Europe's Digital Divide Is North-south
A gaping geographical digital divide is emerging in the E.U., with countries in the south such as Greece, Bulgaria and Romania being left behind by more technology-savvy northern countries like Holland and Sweden, according to research published Tuesday.
While 77 percent of Dutch homes have broadband access, two thirds of Greek households don't even have basic access to the Internet, said the E.U.'s statistics agency, Eurostat.
Average broadband penetration across the 27-country block rose to 56 percent from 49 percent in the first quarter of last year.
The survey also found that half of all E.U. citizens aged 16-74, and almost three quarters of 16- to 24-year-olds, log onto the Internet every day or almost every day.
The highest number of young people logging on daily or almost daily were found in the Netherlands (90 percent), Denmark and Estonia (both 88 percent), and Finland and Sweden (both 87 percent).
Meanwhile, only 41 percent of Romanian teenagers and young adults under 25 used the Internet on a daily basis. Greece and Ireland weren't far behind, with 57 percent and 58 percent respectively, Eurostat said.
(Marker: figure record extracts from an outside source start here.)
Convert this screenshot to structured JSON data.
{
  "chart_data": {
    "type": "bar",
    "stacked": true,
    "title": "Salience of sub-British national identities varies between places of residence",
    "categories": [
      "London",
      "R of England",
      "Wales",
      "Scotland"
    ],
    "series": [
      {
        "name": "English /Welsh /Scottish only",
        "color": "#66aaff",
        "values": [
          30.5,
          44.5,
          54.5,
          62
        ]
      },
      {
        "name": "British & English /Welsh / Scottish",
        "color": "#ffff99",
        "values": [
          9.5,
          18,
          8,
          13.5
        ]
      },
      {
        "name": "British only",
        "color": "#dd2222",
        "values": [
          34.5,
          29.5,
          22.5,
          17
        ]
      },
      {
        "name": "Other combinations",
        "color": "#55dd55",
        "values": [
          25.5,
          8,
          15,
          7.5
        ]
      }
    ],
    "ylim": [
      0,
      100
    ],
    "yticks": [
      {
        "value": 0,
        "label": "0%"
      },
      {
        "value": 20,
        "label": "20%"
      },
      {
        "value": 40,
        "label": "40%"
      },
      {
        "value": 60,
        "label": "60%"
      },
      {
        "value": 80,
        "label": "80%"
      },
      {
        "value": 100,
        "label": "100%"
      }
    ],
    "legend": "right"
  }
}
Just over a third of E.U. citizens aged 16-74 bought or ordered goods or services online in the past 12 months, Eurostat said. This share varied enormously, with countries in the south again lagging far behind their northern neighbors: 2 percent in Romania and 5 percent in Bulgaria, compared with 66 percent in the U.K., 64 percent in Denmark and 63 percent in the Netherlands and Sweden.
Across the E.U., 40 percent of men ordered or purchased goods or services over the Internet, compared with 34 percent of women, Eurostat said.